Russian authorities apply GDPR-style rules to web analytics
1 March 2019Introduction
On 30 January 2019 a website owner appealed a judgment of the Tagansky First-Instance District Court of Moscow – which had restricted access to a website due to personal data breaches – to the Moscow City Court (02-4261/2018)1. According to the first-instance court, the website owner had:
- collected and processed user information which constituted personal data through Google Analytics and its Russian equivalent, Yandex Metrica; and
- failed to meet the data protection requirements prescribed by the Federal Law on Personal Data 2006 (152-FZ) (PDL).
Prior to this case, the majority of the Russian internet community had not considered statistical information concerning web traffic and user actions to constitute personal data. As such, Russian websites frequently used Google Analytics and Yandex Metrica without following the PDL. Roscomnadzor (the Russian data protection authority), which is the plaintiff in this case, will have to prove that the PDL applies in full to Google Analytics and Yandex Metrica before the Moscow City Court.
Facts
Google Analytics and Yandex Metrica usually collect user data through:
- 'cookies' (ie, small text files saved on a user's computer and read by Google Analytics and Yandex Metrica);
- 'Java scripts' (ie, program codes that runs inside a user's browser); and similar technologies.
- devices;
- browsers;
- behaviour (eg, whether they return to a webpage and the frequency at which they do so, as well as when they visit a webpage and their level of engagement);
- demographics (eg, probable age and gender);
- interests; and
- other characteristics2.
The most valuable data is the aggregated analytical and statistical reports based on the above details. By default, website owners cannot link user information to real names, social network accounts or any other attributes belonging to a clearly identified person.
Legal background
At first glance, the definition of 'personal data' set out in the PDL appears to be identical to that set out in Article 4(1) of the EU General Data Protection Regulation (GDPR). Pursuant to Article 3(1) of the PDL, personal data includes "any information relating to a directly or indirectly identified or identifiable natural person (data subject)". The PDL does not go into detail about the practical meaning of the term 'identifiable natural person'. In their Scientific and Practical Commentary to the PDL3, Roscomnadzor's executive officers stated that:
Information must not be considered as personal data if it is not possible to identify a natural person with this information without the use of additional information. It seems possible to conclude that this approach supports the balance of interests between all participants of the relations.

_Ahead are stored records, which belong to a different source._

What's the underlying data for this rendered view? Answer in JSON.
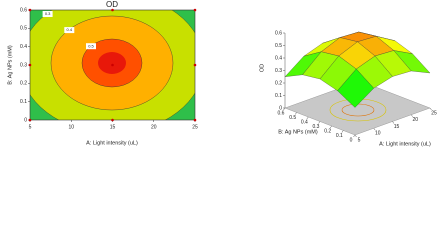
{
  "chart_data": [
    {
      "type": "contour",
      "title": "OD",
      "x_label": "A: Light intensity (uL)",
      "y_label": "B: Ag NPs (mM)",
      "xlim": [
        5,
        25
      ],
      "ylim": [
        0,
        0.6
      ],
      "xticks": [
        5,
        10,
        15,
        20,
        25
      ],
      "yticks": [
        0,
        0.1,
        0.2,
        0.3,
        0.4,
        0.5,
        0.6
      ],
      "levels": [
        0.3,
        0.4,
        0.5
      ],
      "x": [
        5,
        5,
        5,
        15,
        15,
        15,
        25,
        25,
        25
      ],
      "y": [
        0,
        0.3,
        0.6,
        0,
        0.3,
        0.6,
        0,
        0.3,
        0.6
      ],
      "color": "#cc0000"
    },
    {
      "type": "surface",
      "z_label": "OD",
      "x_label": "A: Light intensity (uL)",
      "y_label": "B: Ag NPs (mM)",
      "xlim": [
        5,
        25
      ],
      "ylim": [
        0,
        0.6
      ],
      "zlim": [
        0,
        0.6
      ],
      "xticks": [
        5,
        10,
        15,
        20,
        25
      ],
      "yticks": [
        0,
        0.1,
        0.2,
        0.3,
        0.4,
        0.5,
        0.6
      ],
      "zticks": [
        0,
        0.1,
        0.2,
        0.3,
        0.4,
        0.5,
        0.6
      ],
      "x": [
        5,
        10,
        15,
        20,
        25
      ],
      "y": [
        0,
        0.15,
        0.3,
        0.45,
        0.6
      ],
      "z": [
        [
          0.22,
          0.3,
          0.34,
          0.32,
          0.25
        ],
        [
          0.32,
          0.42,
          0.47,
          0.45,
          0.36
        ],
        [
          0.36,
          0.47,
          0.53,
          0.51,
          0.41
        ],
        [
          0.35,
          0.46,
          0.52,
          0.5,
          0.4
        ],
        [
          0.28,
          0.38,
          0.43,
          0.41,
          0.33
        ]
      ]
    }
  ]
}
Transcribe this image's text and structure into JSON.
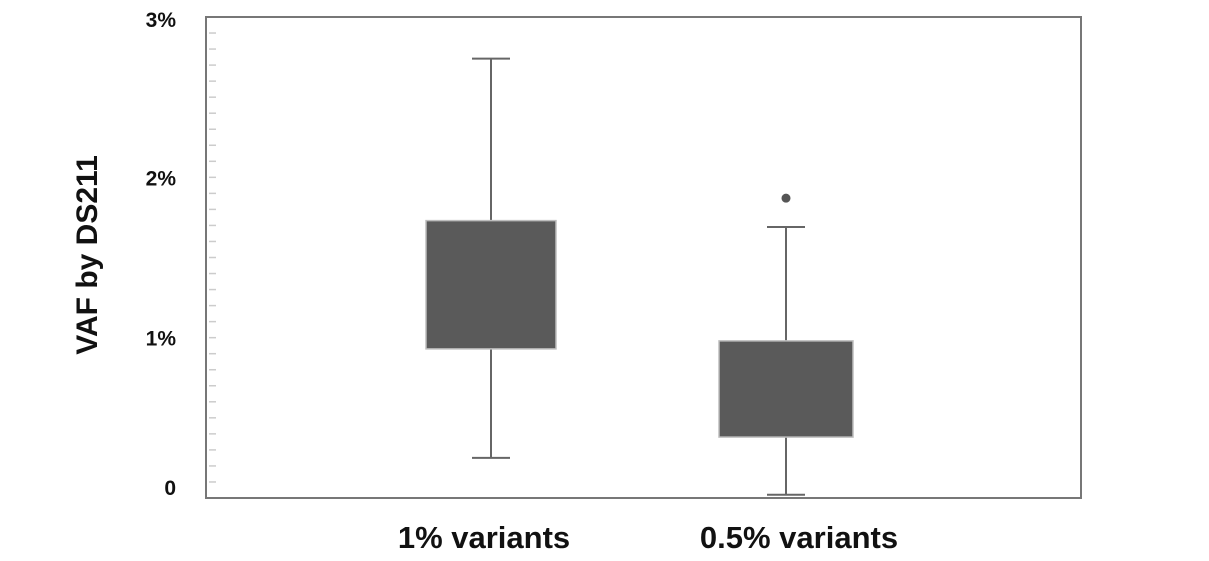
{
  "chart_data": {
    "type": "box",
    "title": "",
    "xlabel": "",
    "ylabel": "VAF by DS211",
    "ylim": [
      0,
      3
    ],
    "y_ticks": [
      {
        "value": 0,
        "label": "0"
      },
      {
        "value": 1,
        "label": "1%"
      },
      {
        "value": 2,
        "label": "2%"
      },
      {
        "value": 3,
        "label": "3%"
      }
    ],
    "categories": [
      "1% variants",
      "0.5% variants"
    ],
    "series": [
      {
        "name": "1% variants",
        "min": 0.25,
        "q1": 0.93,
        "q3": 1.73,
        "max": 2.74,
        "outliers": []
      },
      {
        "name": "0.5% variants",
        "min": 0.02,
        "q1": 0.38,
        "q3": 0.98,
        "max": 1.69,
        "outliers": [
          1.87
        ]
      }
    ],
    "colors": {
      "box": "#5a5a5a",
      "whisker": "#666666",
      "outlier": "#555555",
      "frame": "#777777",
      "minor_tick": "#cccccc"
    },
    "grid": false
  }
}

In the same way, the PDL defines 'data anonymisation' as a process that makes it impossible to attribute a piece of personal data to a particular data subject without the use of additional information. Based on the cited legal rules and Roscomnadzor's explanation, many Russian website owners used to believe that information processed by Google Analytics and Yandex Metrica could not constitute personal data due to the absence of additional information that would help to establish the identity of every user. They often considered such information as anonymised data within the above meaning of 'anonymisation'.

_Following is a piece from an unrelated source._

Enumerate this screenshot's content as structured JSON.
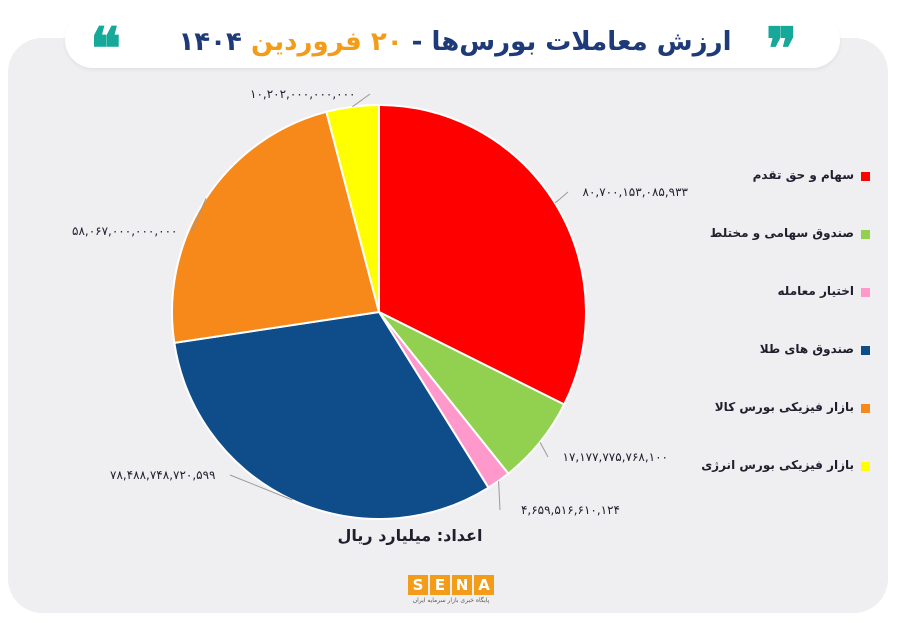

From a GDPR perspective, the information discussed in Roscomnadzor's commentary may still constitute 'personal data in a pseudonymised form' as defined in Article 4(5) of the GDPR. Russian law does not provide for the concept of pseudonymisation. Under Article 4(1) of the GDPR, an 'identifiable natural person' is anyone who can be identified, directly or indirectly, by reference to an online or another identifier. According to Recital 30 of the GDPR, online identifiers expressly include IP addresses and cookies.
Roscomnadzor's lawsuit appears to have been inspired by the GDPR, despite the fact that the GDPR is non-binding in Russia and the PDL includes no rules on online identifiers.
Following the first-instance judgment, Roscomnadzor released an explanatory note stating that it had not suspected Google Analytics and Yandex Metrica of breaching the law. Rather, it is the website owner which must:
- inform users that Google Analytics and Yandex Metrica will collect their data;
- request users to consent to such data collection; and
- publish a confidentiality policy4.
Decisions
The Tagansky First-Instance District Court of Moscow took a step forward in this regard and found the website owner guilty of, among other things, breaching the personal data localisation requirement set out in Article 18(5) of the PDL. According to this requirement, when collecting Russian citizens' data, website owners must conduct certain data processing operations through databases which are physically located in Russia. As follows from the judgment, Google Analytics and Yandex Metrica had processed Russian citizens' data in the United States.
However, neither the first-instance judgment, nor Roscomnadzor's explanatory note contain an explicit analysis of the meaning of 'personal data' in Russia. The Moscow City Court is expected to shed some light on how Russian websites should actually proceed with web analytics in the coming months.
Comment
If Roscomnadzor succeeds with this landmark judgment in the court of appeal, Russian websites will have to welcome users with GDPR-style cookie banners and privacy policies, and those that fail to comply will be caught with their hands in the 'cookie jar'. At present, even some government websites use Yandex Metrica without placing cookie banners or fulfilling other formalities in this regard.